Voici un étrange récit sur les comportements d'hommes rassemblés dans des camps, en France et en Algérie, entre 1940 et 1942.
Etrange parce que l'histoire est racontée par un corbeau bien noir à l'humour de la même couleur, Jacobo, qui, de son perchoir, observe ce qui se passe sur le site concentrationnaire.
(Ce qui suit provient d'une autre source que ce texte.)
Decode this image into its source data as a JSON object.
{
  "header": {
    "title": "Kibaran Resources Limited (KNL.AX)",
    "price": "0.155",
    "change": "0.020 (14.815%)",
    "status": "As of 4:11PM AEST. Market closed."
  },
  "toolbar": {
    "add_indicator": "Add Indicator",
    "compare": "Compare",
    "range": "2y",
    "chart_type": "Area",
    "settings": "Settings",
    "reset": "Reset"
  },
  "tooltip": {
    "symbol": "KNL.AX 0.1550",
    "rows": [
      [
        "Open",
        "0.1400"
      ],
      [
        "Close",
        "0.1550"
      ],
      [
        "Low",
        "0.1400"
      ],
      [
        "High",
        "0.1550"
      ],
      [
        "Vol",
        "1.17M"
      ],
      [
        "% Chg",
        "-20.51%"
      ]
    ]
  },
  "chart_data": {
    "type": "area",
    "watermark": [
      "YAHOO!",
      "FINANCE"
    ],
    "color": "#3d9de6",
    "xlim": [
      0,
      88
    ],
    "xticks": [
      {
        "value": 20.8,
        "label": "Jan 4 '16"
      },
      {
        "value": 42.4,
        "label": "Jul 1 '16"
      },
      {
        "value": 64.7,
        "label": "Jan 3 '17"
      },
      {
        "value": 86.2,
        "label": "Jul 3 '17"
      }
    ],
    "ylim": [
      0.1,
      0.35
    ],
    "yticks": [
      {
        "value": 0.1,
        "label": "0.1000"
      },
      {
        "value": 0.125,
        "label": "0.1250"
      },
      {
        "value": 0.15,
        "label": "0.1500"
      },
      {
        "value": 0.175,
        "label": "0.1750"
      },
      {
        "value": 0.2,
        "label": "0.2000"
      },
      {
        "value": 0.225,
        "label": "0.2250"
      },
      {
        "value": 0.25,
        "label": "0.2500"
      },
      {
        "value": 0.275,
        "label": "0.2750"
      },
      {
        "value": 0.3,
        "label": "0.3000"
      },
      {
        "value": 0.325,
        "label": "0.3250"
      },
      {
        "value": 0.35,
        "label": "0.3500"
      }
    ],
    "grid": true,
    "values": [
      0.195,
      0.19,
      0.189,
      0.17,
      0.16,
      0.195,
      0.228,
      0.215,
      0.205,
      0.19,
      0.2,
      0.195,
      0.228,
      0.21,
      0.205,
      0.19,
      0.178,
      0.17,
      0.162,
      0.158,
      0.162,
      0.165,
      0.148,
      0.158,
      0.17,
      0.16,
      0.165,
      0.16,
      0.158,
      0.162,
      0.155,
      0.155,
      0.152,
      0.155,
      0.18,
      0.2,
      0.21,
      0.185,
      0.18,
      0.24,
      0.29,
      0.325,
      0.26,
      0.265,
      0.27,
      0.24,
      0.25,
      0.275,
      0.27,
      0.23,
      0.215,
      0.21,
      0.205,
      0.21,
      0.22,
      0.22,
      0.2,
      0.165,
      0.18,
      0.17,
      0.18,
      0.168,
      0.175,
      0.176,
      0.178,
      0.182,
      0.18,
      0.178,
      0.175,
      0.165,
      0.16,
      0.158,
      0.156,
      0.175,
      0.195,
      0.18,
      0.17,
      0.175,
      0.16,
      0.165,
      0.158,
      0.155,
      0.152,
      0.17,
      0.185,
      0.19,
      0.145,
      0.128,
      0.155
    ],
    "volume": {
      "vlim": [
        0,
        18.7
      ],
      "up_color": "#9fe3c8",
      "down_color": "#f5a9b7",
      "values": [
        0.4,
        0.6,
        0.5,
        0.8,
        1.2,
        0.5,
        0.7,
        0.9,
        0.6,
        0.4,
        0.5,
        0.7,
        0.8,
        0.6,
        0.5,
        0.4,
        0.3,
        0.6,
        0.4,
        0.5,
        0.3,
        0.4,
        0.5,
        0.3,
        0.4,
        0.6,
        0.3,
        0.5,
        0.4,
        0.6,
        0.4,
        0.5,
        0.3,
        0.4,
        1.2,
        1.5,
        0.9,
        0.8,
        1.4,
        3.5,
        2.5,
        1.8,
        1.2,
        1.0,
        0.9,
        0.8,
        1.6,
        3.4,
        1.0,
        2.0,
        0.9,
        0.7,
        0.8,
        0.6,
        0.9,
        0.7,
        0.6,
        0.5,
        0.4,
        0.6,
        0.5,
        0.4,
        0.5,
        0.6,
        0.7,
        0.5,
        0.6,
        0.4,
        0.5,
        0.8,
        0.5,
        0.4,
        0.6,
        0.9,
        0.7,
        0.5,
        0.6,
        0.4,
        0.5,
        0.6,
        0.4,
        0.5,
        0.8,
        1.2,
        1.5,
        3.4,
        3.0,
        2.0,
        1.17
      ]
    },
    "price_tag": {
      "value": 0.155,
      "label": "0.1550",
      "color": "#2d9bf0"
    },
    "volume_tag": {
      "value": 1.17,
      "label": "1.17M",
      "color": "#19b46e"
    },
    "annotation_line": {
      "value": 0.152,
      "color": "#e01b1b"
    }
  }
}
Est-ce un récit, une biographie ou un conte ? Les trois sans doute.
Encore un livre sur les camps de concentration, me direz-vous ? Oui mais traité avec originalité, à hauteur d'oiseau, toujours prêt à s'envoler vers la liberté.
Etrange aussi le destin de
Max Aub, né à Paris de père allemand et de mère française, pour s'exiler en Espagne en 1914. Devenu espagnol,
Max Aub écrira toujours dans cette langue « parce que personne ne naît en parlant ». Alors qu'il écrit des pièces de théâtre, des nouvelles, des essais, des articles de presse et est inscrit à l'Alliance des écrivains antifascistes pour la défense de la culture, il rencontre
André Malraux et prépare avec lui un film de propagande pour le gouvernement espagnol puis, plus tard l'aidera à diriger le tournage de Sierra de Teruel tiré du roman
L'Espoir. En 1936-37,
Max Aub revient en France comme attaché culturel des Républicains. En 1939, après la guerre civile espagnole, il se réfugie en France où il ne tarde pas à être considéré comme communiste, juif et Allemand alors qu'il se dit socialiste, laïc et républicain.
Il est envoyé au camp du Vernet (Ariège) sur dénonciation, placé dans le quartier C, celui des preuves inexistantes ou insuffisantes. Quand il n'était pas de corvée « tinettes », il écrivait inlassablement sur ce qu'il voyait, entendait et observait dans le camp « un des centres culturels les plus renommés… où les gardiens portent un uniforme, comme les portiers des meilleurs hôtels ». Jacobo le corbeau a le bec dur envers le totalitarisme et la bêtise du monde. Il profite de sa forme animale pour relever les absurdités et les contradictions des hommes qui « désirent d'autant plus la liberté qu'elle est hors de leur portée ».
Ce petit livre est bourré d'observations fort instructives en des chapitres de tailles variées sur quantités de sujets : de leurs dieux, de la nourriture, de la propreté, du travail, des médecins, de l'espèce, des emblèmes, de l'excellence des camps, des hiérarchies, de l‘argent, des papiers, des frontières, du fascisme, du plus grand des écrivains, du salon de coiffure,… Il y en a vraiment pour tout le monde. Parfois c'est amusant. Lorsqu'on connaît les conditions de détention de ces prisonniers, cela devient grinçant et sarcastique.
Max Aub a été interné deux fois en un an au Vernet puis relâché sous surveillance et finalement envoyé au camp de Djelfa dans le sud marocain où il apprit à fabriquer des espadrilles. Un gardien gaulliste l'aida à s'échapper et après bien des tribulations, il aborda au Mexique où il vécut jusqu'en 1972.
Il ne cessa jamais d'écrire et de correspondre avec ses amis parmi lesquels
André Malraux,
Franz Kafka,
Pablo Casals, Jose Ramon Arana,
André Gide. Son oeuvre est méconnue parce que peu ou pas traduite. Grand tort.
Une quarantaine de pages sont consacrées à une biographie détaillée de
Max Aub par José Maria Naharro-Calderon, professeur à l'université du Maryland (USA), spécialiste des auteurs littéraires exilés.
Un grand merci à DanD qui par sa chronique m'a donné l'envie de découvrir cet auteur atypique qui a « consacré sa vie et son écriture à défendre sa morale basée sur les principes de la dignité de l'être humain ».